For the cast and crew of Dead Boy Detectives, this sense of community on screen was mirrored behind the scenes as well. “The balance of doing great work but being kind to others and yourself is a feeling that I will take with me forever. It truly is corny to say, but every day was my favourite day. Getting to do this for the first time, as a first project, everything is so brand new, that there is no day like the other. I always went to set and left feeling so grateful and so happy that this is the dream job that I’ve gotten to land.” There was one day, in particular, that stands out to Kitamura as a significantly memorable one. Filming in the pouring rain on a cliffside in the cold of the night, the cast and crew worked for eight hours in intense conditions to get the perfect shot. Challenging? Perhaps. But often it’s the most difficult situations that bond people together – and under the most extreme conditions that magic is made.

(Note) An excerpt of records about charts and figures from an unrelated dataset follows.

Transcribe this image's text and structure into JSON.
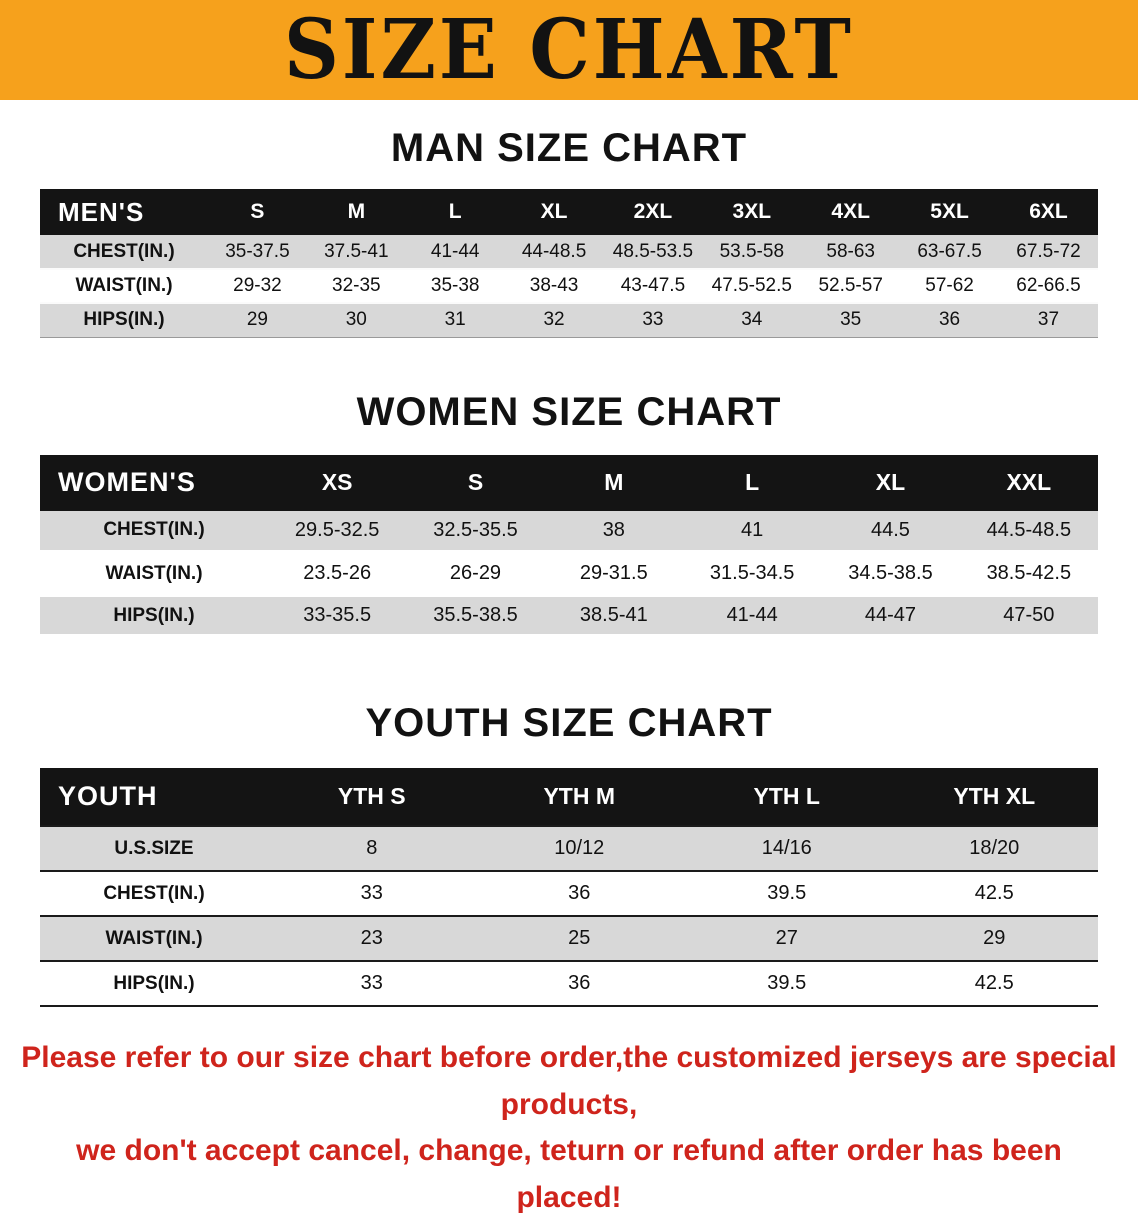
{
  "banner": {
    "title": "SIZE CHART"
  },
  "sections": [
    {
      "heading": "MAN SIZE CHART",
      "table": {
        "header_label": "MEN'S",
        "columns": [
          "S",
          "M",
          "L",
          "XL",
          "2XL",
          "3XL",
          "4XL",
          "5XL",
          "6XL"
        ],
        "rows": [
          {
            "label": "CHEST(IN.)",
            "values": [
              "35-37.5",
              "37.5-41",
              "41-44",
              "44-48.5",
              "48.5-53.5",
              "53.5-58",
              "58-63",
              "63-67.5",
              "67.5-72"
            ]
          },
          {
            "label": "WAIST(IN.)",
            "values": [
              "29-32",
              "32-35",
              "35-38",
              "38-43",
              "43-47.5",
              "47.5-52.5",
              "52.5-57",
              "57-62",
              "62-66.5"
            ]
          },
          {
            "label": "HIPS(IN.)",
            "values": [
              "29",
              "30",
              "31",
              "32",
              "33",
              "34",
              "35",
              "36",
              "37"
            ]
          }
        ]
      }
    },
    {
      "heading": "WOMEN SIZE CHART",
      "table": {
        "header_label": "WOMEN'S",
        "columns": [
          "XS",
          "S",
          "M",
          "L",
          "XL",
          "XXL"
        ],
        "rows": [
          {
            "label": "CHEST(IN.)",
            "values": [
              "29.5-32.5",
              "32.5-35.5",
              "38",
              "41",
              "44.5",
              "44.5-48.5"
            ]
          },
          {
            "label": "WAIST(IN.)",
            "values": [
              "23.5-26",
              "26-29",
              "29-31.5",
              "31.5-34.5",
              "34.5-38.5",
              "38.5-42.5"
            ]
          },
          {
            "label": "HIPS(IN.)",
            "values": [
              "33-35.5",
              "35.5-38.5",
              "38.5-41",
              "41-44",
              "44-47",
              "47-50"
            ]
          }
        ]
      }
    },
    {
      "heading": "YOUTH SIZE CHART",
      "table": {
        "header_label": "YOUTH",
        "columns": [
          "YTH S",
          "YTH M",
          "YTH L",
          "YTH XL"
        ],
        "rows": [
          {
            "label": "U.S.SIZE",
            "values": [
              "8",
              "10/12",
              "14/16",
              "18/20"
            ]
          },
          {
            "label": "CHEST(IN.)",
            "values": [
              "33",
              "36",
              "39.5",
              "42.5"
            ]
          },
          {
            "label": "WAIST(IN.)",
            "values": [
              "23",
              "25",
              "27",
              "29"
            ]
          },
          {
            "label": "HIPS(IN.)",
            "values": [
              "33",
              "36",
              "39.5",
              "42.5"
            ]
          }
        ]
      }
    }
  ],
  "footer": {
    "lines": [
      "Please refer to our size chart before order,the customized jerseys are special products,",
      "we don't accept cancel, change, teturn or refund after order has been placed!"
    ]
  },
  "colors": {
    "banner_background": "#f6a11c",
    "table_header_background": "#141414",
    "row_stripe_gray": "#d8d8d8",
    "footer_text_red": "#cf241c"
  }
}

Rosaline Shahnavaz/Netflix © 2024

Rosaline Shahnavaz/Netflix © 2024

“As a Japanese person, watching TV [growing up], it was nice to see Asian characters, but it was nowhere near as diverse and deep and layered as it is now.” She mentions Sandra Oh on Grey’s Anatomy and Jenna Ushkowitz on the groundbreaking-for-its-time-but-hasn’t-aged-well Glee as prime examples. “Seeing those characters on my screen was so fundamentally important to me, because it made me realise that I can pursue this. It’s people in the past that have really led me to being able to be here. I’m blessed that I get to reap the benefits of what people have done for us in the past, but I’m also excited to see where these stories continue to go.”

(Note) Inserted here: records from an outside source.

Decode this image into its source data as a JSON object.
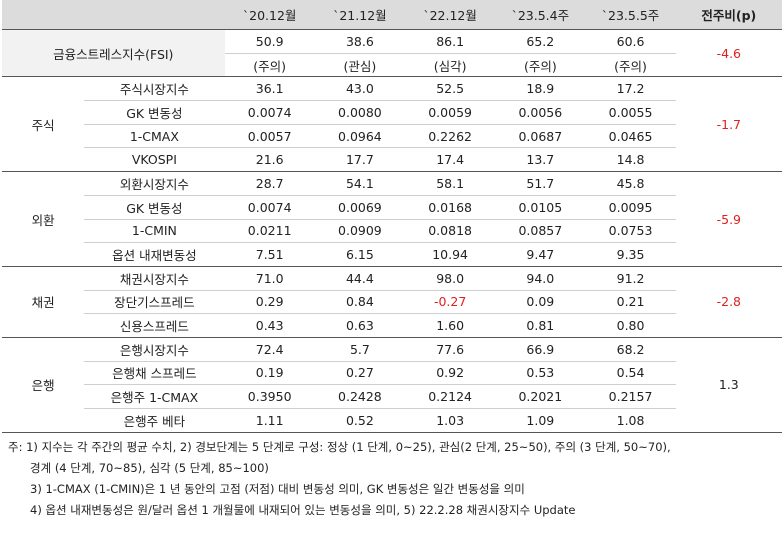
{
  "header": {
    "blank": "",
    "dates": [
      "`20.12월",
      "`21.12월",
      "`22.12월",
      "`23.5.4주",
      "`23.5.5주"
    ],
    "change_label": "전주비(p)"
  },
  "fsi": {
    "label": "금융스트레스지수(FSI)",
    "values": [
      "50.9",
      "38.6",
      "86.1",
      "65.2",
      "60.6"
    ],
    "levels": [
      "(주의)",
      "(관심)",
      "(심각)",
      "(주의)",
      "(주의)"
    ],
    "change": "-4.6"
  },
  "groups": [
    {
      "category": "주식",
      "change": "-1.7",
      "rows": [
        {
          "label": "주식시장지수",
          "values": [
            "36.1",
            "43.0",
            "52.5",
            "18.9",
            "17.2"
          ]
        },
        {
          "label": "GK 변동성",
          "values": [
            "0.0074",
            "0.0080",
            "0.0059",
            "0.0056",
            "0.0055"
          ]
        },
        {
          "label": "1-CMAX",
          "values": [
            "0.0057",
            "0.0964",
            "0.2262",
            "0.0687",
            "0.0465"
          ]
        },
        {
          "label": "VKOSPI",
          "values": [
            "21.6",
            "17.7",
            "17.4",
            "13.7",
            "14.8"
          ]
        }
      ]
    },
    {
      "category": "외환",
      "change": "-5.9",
      "rows": [
        {
          "label": "외환시장지수",
          "values": [
            "28.7",
            "54.1",
            "58.1",
            "51.7",
            "45.8"
          ]
        },
        {
          "label": "GK 변동성",
          "values": [
            "0.0074",
            "0.0069",
            "0.0168",
            "0.0105",
            "0.0095"
          ]
        },
        {
          "label": "1-CMIN",
          "values": [
            "0.0211",
            "0.0909",
            "0.0818",
            "0.0857",
            "0.0753"
          ]
        },
        {
          "label": "옵션 내재변동성",
          "values": [
            "7.51",
            "6.15",
            "10.94",
            "9.47",
            "9.35"
          ]
        }
      ]
    },
    {
      "category": "채권",
      "change": "-2.8",
      "rows": [
        {
          "label": "채권시장지수",
          "values": [
            "71.0",
            "44.4",
            "98.0",
            "94.0",
            "91.2"
          ]
        },
        {
          "label": "장단기스프레드",
          "values": [
            "0.29",
            "0.84",
            "-0.27",
            "0.09",
            "0.21"
          ]
        },
        {
          "label": "신용스프레드",
          "values": [
            "0.43",
            "0.63",
            "1.60",
            "0.81",
            "0.80"
          ]
        }
      ]
    },
    {
      "category": "은행",
      "change": "1.3",
      "rows": [
        {
          "label": "은행시장지수",
          "values": [
            "72.4",
            "5.7",
            "77.6",
            "66.9",
            "68.2"
          ]
        },
        {
          "label": "은행채 스프레드",
          "values": [
            "0.19",
            "0.27",
            "0.92",
            "0.53",
            "0.54"
          ]
        },
        {
          "label": "은행주 1-CMAX",
          "values": [
            "0.3950",
            "0.2428",
            "0.2124",
            "0.2021",
            "0.2157"
          ]
        },
        {
          "label": "은행주 베타",
          "values": [
            "1.11",
            "0.52",
            "1.03",
            "1.09",
            "1.08"
          ]
        }
      ]
    }
  ],
  "notes": [
    "주: 1) 지수는 각 주간의 평균 수치, 2) 경보단계는 5 단계로 구성: 정상 (1 단계, 0~25), 관심(2 단계, 25~50), 주의 (3 단계, 50~70),",
    "경계 (4 단계, 70~85), 심각 (5 단계, 85~100)",
    "3) 1-CMAX (1-CMIN)은 1 년 동안의 고점 (저점) 대비 변동성 의미, GK 변동성은 일간 변동성을 의미",
    "4) 옵션 내재변동성은 원/달러 옵션 1 개월물에 내재되어 있는 변동성을 의미, 5) 22.2.28 채권시장지수 Update"
  ]
}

“Niko is a character where, yes she is Japanese and she represents so many wonderful things about Japan, but she’s also a young woman that moved to go to boarding school in the States. She’s an international girly as am I, so I don’t have to put on an accent to play her, I can still be me. It is so reflective of the modern time. I’m really happy and blessed that she exists and that Steve Yawkey created this show that is reflective of the world we live in.”

What’s next for Kitamura? “I think the biggest thing on my mind right now is how excited I am for people to watch the show. I think it’s unlike anything we have on TV at the moment. It is wonderfully wild, incredibly mystical.”

But don’t take our word for it – Dead Boy Detectives is out on Netflix now.